A trajetória da família Fares não difere muito das histórias de milhares de imigrantes que desembarcaram no Brasil em busca de uma vida nova. Fugido da guerra, o libanês Abdul Hadi Mohamed Fares (1930-1978) fundou em São Paulo, na década de 1960, uma pequena loja de móveis que, décadas depois, se tornaria um gigante do varejo: o Grupo Marabraz, hoje dono de faturamento estimado em R$ 1,1 bilhão, 140 lojas e mais de 3,2 mil funcionários. Essa biografia de sucesso empresarial se assemelharia a de sobrenomes como Klein, Herz, Safra e Feffer, entre tantos outros, não fosse por uma razão. Os filhos estão em pé de guerra. E, a julgar pelos ânimos acirrados, podem travar uma longa e conflituosa disputa judicial. Isso porque o primogênito Fábio Bahjet Fares entrou, em janeiro deste ano, com uma ação contra seus irmãos Nasser, Jamel e Adiel.

Fábio alega ter sido traído em um esquema confessadamente fraudulento, no qual ele próprio teria simulado a venda de sua parte na Marabraz aos irmãos para não ter de dividir, em um processo de divórcio, o patrimônio com a então esposa Suhaila Fares – prima de primeiro grau, inclusive. Desde 1995, Fábio e Suhaila teriam se separado e reatado o casamento três vezes. Agora, arrependido do negócio, ele exige sua parte de volta. Por outro lado, os irmãos negam que a venda tenha sido simulada. “A acusação é absurda, descabida e infundada”, disse à DINHEIRO Sandra Comi, advogada da Marabraz, que defende os irmãos contra Fábio. “Existem recibos, documentos e diversos elementos que certificam a transparência e lisura da compra da parte de Fábio. Tudo será anexado na defesa.” Procurada, Suhaila não quis comentar.

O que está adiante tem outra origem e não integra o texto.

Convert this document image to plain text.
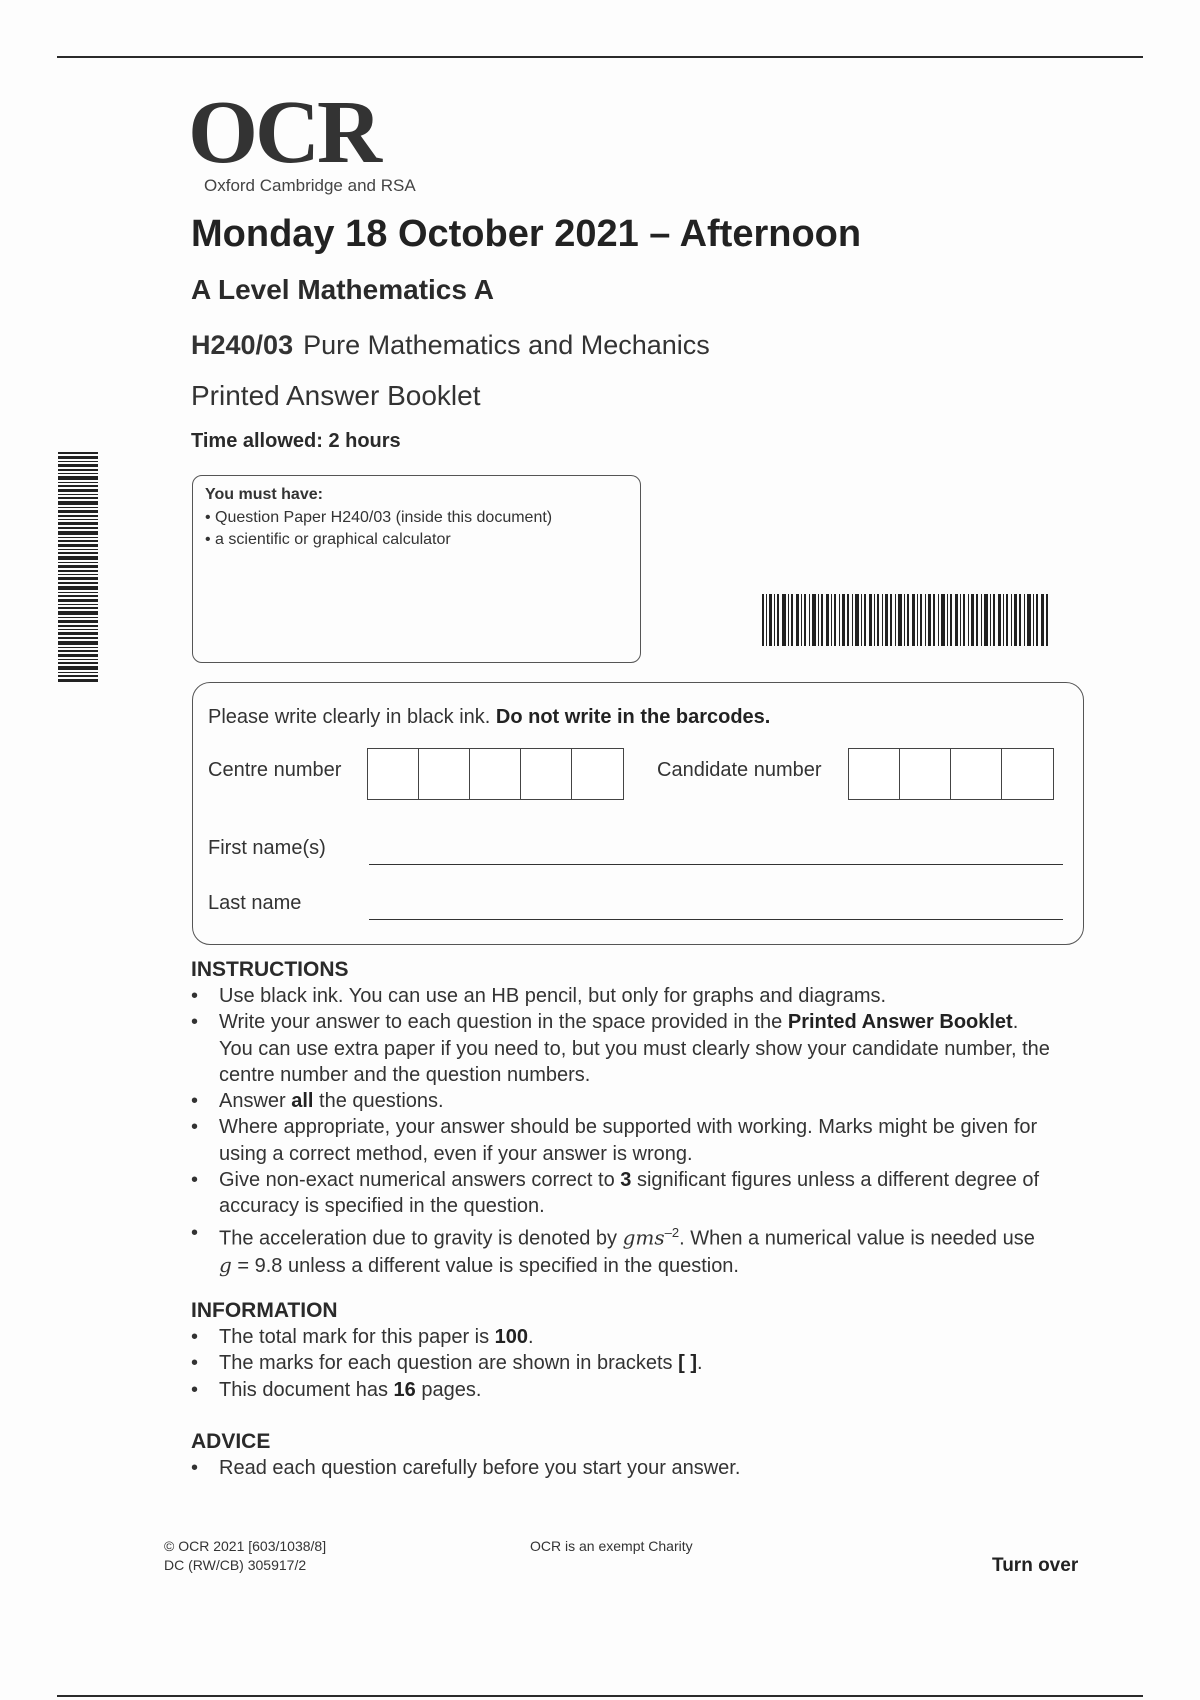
OCR
Oxford Cambridge and RSA
Monday 18 October 2021 – Afternoon
A Level Mathematics A
H240/03 Pure Mathematics and Mechanics
Printed Answer Booklet
Time allowed: 2 hours
You must have:
• Question Paper H240/03 (inside this document)
• a scientific or graphical calculator
Please write clearly in black ink. Do not write in the barcodes.
Centre number	Candidate number
First name(s)
Last name
INSTRUCTIONS
• Use black ink. You can use an HB pencil, but only for graphs and diagrams.
• Write your answer to each question in the space provided in the Printed Answer Booklet. You can use extra paper if you need to, but you must clearly show your candidate number, the centre number and the question numbers.
• Answer all the questions.
• Where appropriate, your answer should be supported with working. Marks might be given for using a correct method, even if your answer is wrong.
• Give non-exact numerical answers correct to 3 significant figures unless a different degree of accuracy is specified in the question.
• The acceleration due to gravity is denoted by gms$^{-2}$. When a numerical value is needed use g = 9.8 unless a different value is specified in the question.
INFORMATION
• The total mark for this paper is 100.
• The marks for each question are shown in brackets [ ].
• This document has 16 pages.
ADVICE
• Read each question carefully before you start your answer.
© OCR 2021 [603/1038/8]
DC (RW/CB) 305917/2
OCR is an exempt Charity
Turn over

A encrenca envolvendo a família Fares, revelada em reportagem da BBC Brasil, na última semana, parece estar distante de um desfecho. Embora o processo esteja atualmente em segredo de Justiça, uma fonte ligada à família, que pediu para não ter o nome revelado, afirma que a venda da parte de Fábio aos irmãos recebeu o endosso da mãe, Hajar Fares, hoje com mais de 80 anos. “O Fábio sempre foi um ‘filho-problema’, gerador de conflitos com seus fracassos amorosos e tropeços financeiros”, disse. Procurado, Fábio Fares não quis se pronunciar.

Divórcio e partilha: o casamento turbulento de Suhaila Fares, prima e ex-mulher de Fábio, teria sido a fonte dos conflitos que resultaram na briga entre os herdeiros da Marabraz, empresa com 140 lojas pelo país

Seu advogado, André Frossard, do escritório Siqueira Castro Advogados, se posicionou por meio de nota, informando que o vazamento das informações ocorreu em “uma janela de tempo em que os autos ficaram disponíveis a público” e que, por se tratar de um processo em segredo de Justiça, “não irá fornecer maiores informações a respeito da controvérsia.” O problema é que a novela da família Fares, historicamente avessa aos holofotes da mídia, terá capítulos que vão além da briga entre irmãos e ex-mulher. Segundo a mesma reportagem da BBC Brasil, a partir de 1997, os irmãos Fares teriam transferido diversas filiais para um novo CNPJ, do qual Fábio era sócio constituinte.

 

A marca Marabraz foi vinculada a um novo registro empresarial, criado em 2005, de que Fábio também era dono. A manobra teria como objetivo reintegrar Fábio à companhia e sonegar impostos, escondendo receitas. No entanto, um relatório de fiscalização da Receita Federal, feito em 2015, afirma que os sócios Jamel, Adiel e Nasser usaram diversas pessoas jurídicas “com o objetivo de obter recursos de forma ilícita, proveniente de sonegação fiscal”. Com isso, o Fisco passou a exigir o pagamento de um total de R$ 755 milhões do Grupo Marabraz, o equivalente ao que teria sido sonegado pela empresa, com multas e correção.

Os irmãos Fares e a Marabraz negam as irregularidades. “A polêmica envolvendo os Fares ainda terá muitos desdobramentos, já que tanto a acusação quanto a defesa terão de provar, com documentos, as supostas fraudes, traições e mentiras”, afirma Octávio Souto Vidigal Filho, especialista em direito societário no escritório CSMV Advogados. “Depois de superada essa disputada na Justiça, ficará mais uma lição de que os conflitos familiares são inevitáveis, mas os problemas podem, sim, ser minimizados se houver transparência na gestão.”